Playing Office

My younger son had a wish come true.
Maybe wish is the wrong word. No, definitely the wrong word. Wishing is done on an industrial scale these days. I never liked anything to do with Harry Potter, for instance, because at its heart, it’s just wishing that things were different, and by wishing, it happens. A steady diet of that rots the mind, and the soul.
No, not a wish. He had an ambition? I guess. I seriously don’t know what to call it.
He was really young. Maybe eight or nine years old. We didn’t have any money to speak of, so the kids had to amuse themselves a lot with whatever’s handy. He’d make Rube Goldberg machines with his marbles and various bric a brac from his toy box. Stuff like that. Then his ambition, if that’s what it was, showed up.
It was immensely charming, and quite offbeat. It was all his idea. He put on a suit jacket and a clip-on tie. He wore eyeglasses with no lenses in them. He carried a leatherette backgammon board that looked vaguely like an attache case. He set up an office in his room. He didn’t have a computer or anything for his office workstation, so he made one. He found an old monitor and set it on the desk. He got a printed image of a spreadsheet, and taped it to the monitor. He found an old IBM keyboard in the electronic junk box we keep, the kind that goes clickety clack real loud, and put it in front of the faux spreadsheet. He found a recording of office noise somewhere or another, and played it in the background. And best of all, he’d commute down the hall, and sit down and pretend to work.
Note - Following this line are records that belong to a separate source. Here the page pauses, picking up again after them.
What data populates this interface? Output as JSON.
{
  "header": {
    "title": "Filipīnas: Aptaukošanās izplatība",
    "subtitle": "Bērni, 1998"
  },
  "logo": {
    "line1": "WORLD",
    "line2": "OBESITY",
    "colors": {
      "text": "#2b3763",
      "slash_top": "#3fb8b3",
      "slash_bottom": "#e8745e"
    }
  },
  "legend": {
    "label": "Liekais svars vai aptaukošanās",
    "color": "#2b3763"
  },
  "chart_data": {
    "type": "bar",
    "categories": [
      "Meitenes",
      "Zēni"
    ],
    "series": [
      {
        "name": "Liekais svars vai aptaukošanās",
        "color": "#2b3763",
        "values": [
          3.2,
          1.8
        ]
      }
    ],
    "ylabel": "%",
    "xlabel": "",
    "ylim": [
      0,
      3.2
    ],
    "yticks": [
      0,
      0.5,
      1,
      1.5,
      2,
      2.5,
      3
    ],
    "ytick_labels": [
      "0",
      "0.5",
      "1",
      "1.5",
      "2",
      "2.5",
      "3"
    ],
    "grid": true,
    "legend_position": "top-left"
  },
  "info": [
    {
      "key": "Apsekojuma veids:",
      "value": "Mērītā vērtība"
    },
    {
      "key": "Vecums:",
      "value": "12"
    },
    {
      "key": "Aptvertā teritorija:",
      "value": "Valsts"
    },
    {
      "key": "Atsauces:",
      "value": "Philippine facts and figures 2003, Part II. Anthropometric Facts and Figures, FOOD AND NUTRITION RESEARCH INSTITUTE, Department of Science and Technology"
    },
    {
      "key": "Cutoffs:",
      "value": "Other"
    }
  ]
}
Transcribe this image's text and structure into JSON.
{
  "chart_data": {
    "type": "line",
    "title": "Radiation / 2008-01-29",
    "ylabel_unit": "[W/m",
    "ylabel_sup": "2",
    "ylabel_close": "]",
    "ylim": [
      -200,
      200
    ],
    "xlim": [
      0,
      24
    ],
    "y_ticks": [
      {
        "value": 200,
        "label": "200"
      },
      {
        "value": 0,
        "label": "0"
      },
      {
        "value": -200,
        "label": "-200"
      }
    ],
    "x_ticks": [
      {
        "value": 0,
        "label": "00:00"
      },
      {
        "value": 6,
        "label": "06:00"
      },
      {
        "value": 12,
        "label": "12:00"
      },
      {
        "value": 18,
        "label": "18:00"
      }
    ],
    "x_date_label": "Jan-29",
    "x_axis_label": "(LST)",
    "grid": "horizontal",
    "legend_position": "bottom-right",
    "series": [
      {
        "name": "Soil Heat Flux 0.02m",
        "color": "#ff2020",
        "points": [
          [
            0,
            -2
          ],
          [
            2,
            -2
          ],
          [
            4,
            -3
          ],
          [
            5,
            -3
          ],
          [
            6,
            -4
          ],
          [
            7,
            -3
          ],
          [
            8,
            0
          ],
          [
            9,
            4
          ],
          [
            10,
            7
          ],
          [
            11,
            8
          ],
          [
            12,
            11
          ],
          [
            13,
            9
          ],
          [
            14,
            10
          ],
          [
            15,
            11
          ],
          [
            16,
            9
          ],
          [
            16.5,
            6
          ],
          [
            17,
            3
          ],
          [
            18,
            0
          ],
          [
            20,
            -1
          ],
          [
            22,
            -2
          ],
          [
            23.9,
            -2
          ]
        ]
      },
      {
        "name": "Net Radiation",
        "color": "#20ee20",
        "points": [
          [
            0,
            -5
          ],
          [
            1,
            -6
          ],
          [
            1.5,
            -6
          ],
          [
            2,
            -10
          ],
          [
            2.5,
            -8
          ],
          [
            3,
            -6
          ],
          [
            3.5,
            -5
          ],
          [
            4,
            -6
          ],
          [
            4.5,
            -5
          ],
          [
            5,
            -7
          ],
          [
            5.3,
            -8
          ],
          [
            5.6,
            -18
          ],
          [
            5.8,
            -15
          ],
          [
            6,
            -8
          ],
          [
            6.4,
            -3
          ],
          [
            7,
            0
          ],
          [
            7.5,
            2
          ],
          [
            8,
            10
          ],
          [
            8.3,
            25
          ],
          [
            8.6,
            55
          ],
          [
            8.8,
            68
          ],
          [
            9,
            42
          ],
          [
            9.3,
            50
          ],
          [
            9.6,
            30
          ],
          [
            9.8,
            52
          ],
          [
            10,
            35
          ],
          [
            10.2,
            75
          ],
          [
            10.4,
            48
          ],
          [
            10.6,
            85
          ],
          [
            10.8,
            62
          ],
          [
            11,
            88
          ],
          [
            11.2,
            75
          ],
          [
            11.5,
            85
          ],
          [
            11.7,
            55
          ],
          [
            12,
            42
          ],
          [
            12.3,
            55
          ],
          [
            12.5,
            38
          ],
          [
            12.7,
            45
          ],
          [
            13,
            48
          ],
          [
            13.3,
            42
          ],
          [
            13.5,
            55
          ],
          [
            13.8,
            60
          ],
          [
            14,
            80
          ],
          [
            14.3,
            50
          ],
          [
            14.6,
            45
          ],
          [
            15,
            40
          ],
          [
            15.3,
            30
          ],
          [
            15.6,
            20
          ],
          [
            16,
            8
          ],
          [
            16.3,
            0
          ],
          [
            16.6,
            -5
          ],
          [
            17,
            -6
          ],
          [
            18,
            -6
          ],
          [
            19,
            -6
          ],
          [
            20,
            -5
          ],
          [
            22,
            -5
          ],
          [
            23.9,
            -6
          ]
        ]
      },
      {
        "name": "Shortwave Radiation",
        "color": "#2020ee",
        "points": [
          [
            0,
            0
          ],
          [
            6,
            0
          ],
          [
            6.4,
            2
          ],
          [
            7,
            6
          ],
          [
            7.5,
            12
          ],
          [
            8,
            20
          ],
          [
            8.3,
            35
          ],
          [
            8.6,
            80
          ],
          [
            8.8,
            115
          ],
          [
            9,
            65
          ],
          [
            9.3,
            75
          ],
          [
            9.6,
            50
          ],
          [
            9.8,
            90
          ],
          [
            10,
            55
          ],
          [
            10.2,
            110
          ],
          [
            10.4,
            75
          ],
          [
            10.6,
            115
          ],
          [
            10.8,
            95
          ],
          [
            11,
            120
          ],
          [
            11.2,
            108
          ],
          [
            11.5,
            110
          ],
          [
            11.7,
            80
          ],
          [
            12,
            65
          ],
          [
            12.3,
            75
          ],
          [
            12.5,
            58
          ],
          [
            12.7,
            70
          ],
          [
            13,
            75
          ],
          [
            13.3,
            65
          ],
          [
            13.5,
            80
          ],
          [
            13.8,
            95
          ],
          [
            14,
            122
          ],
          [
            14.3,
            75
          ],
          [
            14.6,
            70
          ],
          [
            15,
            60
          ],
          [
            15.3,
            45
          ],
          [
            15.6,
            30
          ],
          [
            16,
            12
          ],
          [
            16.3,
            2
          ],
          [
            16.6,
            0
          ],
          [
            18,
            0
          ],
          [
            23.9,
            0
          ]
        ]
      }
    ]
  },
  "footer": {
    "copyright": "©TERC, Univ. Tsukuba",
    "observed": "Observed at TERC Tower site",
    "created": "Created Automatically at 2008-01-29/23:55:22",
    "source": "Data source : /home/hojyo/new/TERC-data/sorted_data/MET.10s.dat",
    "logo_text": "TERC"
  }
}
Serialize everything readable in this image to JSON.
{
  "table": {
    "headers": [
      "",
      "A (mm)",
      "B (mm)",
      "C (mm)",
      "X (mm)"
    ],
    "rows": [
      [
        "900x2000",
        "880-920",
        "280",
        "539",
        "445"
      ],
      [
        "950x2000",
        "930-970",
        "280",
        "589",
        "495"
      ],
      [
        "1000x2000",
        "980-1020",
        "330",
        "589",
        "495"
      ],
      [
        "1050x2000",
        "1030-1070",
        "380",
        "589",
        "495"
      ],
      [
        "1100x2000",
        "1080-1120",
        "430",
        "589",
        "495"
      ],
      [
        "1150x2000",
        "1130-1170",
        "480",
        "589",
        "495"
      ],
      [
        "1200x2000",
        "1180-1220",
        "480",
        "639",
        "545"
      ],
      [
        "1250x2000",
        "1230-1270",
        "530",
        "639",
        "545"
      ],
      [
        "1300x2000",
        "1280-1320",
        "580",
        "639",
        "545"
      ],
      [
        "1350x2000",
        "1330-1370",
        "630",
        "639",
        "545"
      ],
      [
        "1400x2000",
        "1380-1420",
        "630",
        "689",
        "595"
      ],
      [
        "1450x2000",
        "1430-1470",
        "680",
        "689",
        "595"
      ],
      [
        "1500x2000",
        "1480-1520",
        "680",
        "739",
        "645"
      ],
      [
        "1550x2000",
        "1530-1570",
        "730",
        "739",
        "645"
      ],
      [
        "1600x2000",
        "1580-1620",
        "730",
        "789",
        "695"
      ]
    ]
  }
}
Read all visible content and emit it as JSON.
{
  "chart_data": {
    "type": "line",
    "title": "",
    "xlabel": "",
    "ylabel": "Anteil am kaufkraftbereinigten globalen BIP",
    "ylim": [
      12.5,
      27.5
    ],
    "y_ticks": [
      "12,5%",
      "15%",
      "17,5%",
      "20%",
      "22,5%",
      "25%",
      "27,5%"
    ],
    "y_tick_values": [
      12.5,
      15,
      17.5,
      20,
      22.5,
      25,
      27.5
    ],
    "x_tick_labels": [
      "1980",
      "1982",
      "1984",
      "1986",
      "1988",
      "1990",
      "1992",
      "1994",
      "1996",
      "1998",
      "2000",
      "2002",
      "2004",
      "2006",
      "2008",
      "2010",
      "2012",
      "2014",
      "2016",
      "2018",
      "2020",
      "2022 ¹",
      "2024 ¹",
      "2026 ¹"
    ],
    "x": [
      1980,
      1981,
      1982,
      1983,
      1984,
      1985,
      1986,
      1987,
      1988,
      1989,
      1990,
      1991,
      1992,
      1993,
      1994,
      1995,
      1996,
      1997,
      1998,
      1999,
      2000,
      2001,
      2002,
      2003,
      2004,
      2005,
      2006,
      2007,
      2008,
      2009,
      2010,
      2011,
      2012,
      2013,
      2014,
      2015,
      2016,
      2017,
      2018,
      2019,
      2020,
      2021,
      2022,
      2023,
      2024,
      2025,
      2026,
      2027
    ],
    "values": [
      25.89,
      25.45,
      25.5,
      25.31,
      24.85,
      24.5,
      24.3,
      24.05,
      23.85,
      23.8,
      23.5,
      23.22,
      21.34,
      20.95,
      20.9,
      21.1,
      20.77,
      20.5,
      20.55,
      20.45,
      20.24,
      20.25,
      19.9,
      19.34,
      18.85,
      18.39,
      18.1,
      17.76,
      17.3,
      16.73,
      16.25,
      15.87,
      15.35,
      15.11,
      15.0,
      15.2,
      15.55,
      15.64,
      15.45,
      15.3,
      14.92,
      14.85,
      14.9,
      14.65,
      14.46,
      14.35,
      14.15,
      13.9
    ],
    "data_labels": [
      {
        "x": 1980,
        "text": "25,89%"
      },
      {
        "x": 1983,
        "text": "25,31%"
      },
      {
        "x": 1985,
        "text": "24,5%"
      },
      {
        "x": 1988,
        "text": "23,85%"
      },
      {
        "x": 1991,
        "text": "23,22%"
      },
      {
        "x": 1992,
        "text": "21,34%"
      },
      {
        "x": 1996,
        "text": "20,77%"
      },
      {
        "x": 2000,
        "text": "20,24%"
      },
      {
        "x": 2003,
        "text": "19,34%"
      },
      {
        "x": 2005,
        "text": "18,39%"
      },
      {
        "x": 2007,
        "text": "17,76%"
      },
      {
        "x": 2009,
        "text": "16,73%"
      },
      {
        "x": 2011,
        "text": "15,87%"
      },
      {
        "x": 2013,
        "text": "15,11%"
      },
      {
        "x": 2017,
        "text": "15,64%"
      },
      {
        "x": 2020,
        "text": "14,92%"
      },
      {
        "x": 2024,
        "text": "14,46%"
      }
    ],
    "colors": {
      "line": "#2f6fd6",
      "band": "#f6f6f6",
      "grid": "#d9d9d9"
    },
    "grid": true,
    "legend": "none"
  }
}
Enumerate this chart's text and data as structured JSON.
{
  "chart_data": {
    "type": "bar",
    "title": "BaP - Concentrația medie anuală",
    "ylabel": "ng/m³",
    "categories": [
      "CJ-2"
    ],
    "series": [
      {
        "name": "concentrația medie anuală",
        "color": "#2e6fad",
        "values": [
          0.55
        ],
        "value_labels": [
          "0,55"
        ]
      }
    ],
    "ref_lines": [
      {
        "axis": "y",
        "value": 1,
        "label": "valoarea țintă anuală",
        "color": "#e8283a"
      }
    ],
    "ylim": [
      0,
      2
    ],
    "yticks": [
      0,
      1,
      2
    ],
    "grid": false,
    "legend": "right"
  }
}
Later on, he started to crush on Mavis Beacon. We had a CD with her lessons on it, and he loved her voice, and I guess the typing lessons, although I can’t remember when he couldn’t type. Eventually, he composed a vaporwave tribute to playing office called, get this, Playing Office, and sampled the little burble of notes that used to play when Mavis turned on.
His mother taught him at home in his grammar school days, dutifully slipping one worksheet after another under his nose as he sat at an antique school desk we got at a flea market. When he got to high school age, we enrolled him at a statewide charter school. We lived in a rural place, and the schools were uniformly awful, so it seemed like the way to go. He was co-valedictorian of his school, which since it’s a statewide thing, that technically makes him a valedictorian of the whole state, I guess. It was entirely online. When it was time to attend college, I’m sure he was smart enough for fancy schools, but he likes Maine, and we couldn’t afford to send him anywhere else, anyway. He went to UMaine, and graduated in three years, summa cum laude, with a B.S. in Computer Security. He got an A-minus once, to avoid being boring.
Everyone goes into debt to go to college these days. They select the most expensive one they can find, and then they treat it like a four year Carnival cruise, or early retirement or something. Our boy stayed in Maine, because that’s where he grew up, and he has a loyalty, or affection or something similar for it. Practical, too. He did the whole thing online, same as high school. He got every manner of scholarship they had, including one that we never did figure out the reason it was awarded. After the tuition was paid, there was money left over for living expenses, but he lived at home the whole time. He had enough to buy a car, and graduated with the leftover ten grand in his bank account.
We love the picture of him they took with his cap and gown and diploma. He’s smiling so broadly you can’t see his eyes. It really meant something to him. It certainly meant a lot to my wife and I when we sat in the big auditorium and watched him get his sheepskin. You couldn’t see our eyes, either, because we were wiping them.
He wanted a job, but they’re hard to come by, no matter what the BLS says. He limited himself to Maine jobs, for the same reasons that he stuck with it for his education. He was willing to start out for short money for any job even remotely associated with his credentials. I couldn’t believe anyone would turn him down, but they did. If they had a brain in their head, they would have driven to his house and kidnapped him as soon as he applied. But the process for filling jobs is supremely dysfunctional nowadays. I really shouldn’t have been surprised.
He hung in there, and didn’t complain. Eventually, it was all for the best, and a useful company, run by nice people, with an office in a posh town in Maine, decided that maybe they could use someone like him in their office. You know, the best of the best this state has to offer.
His car was in the shop for repairs, so we gave him a lift home after work the other day. A mundane thing, perhaps, a quotidian chore at the end of an almost endless series of everyday tasks, strung out on the calendars in the rear-view mirror since the day the doctor slapped him, instead of me as I deserved.
I remember distinctly the last time I carried my two sons in from the car after a long road trip, and up the stairs to bed. One on my back, and one in my arms. Such ghosts appear unwonted from time to time. The finality of things sometimes cements them in your head. So I’ll remember dropping him off for the rest of my days, watching him walking up the driveway to his house, his empty lunch pail under his arm, a man in full. When things shift like that, you notice. He’s not playing office any more.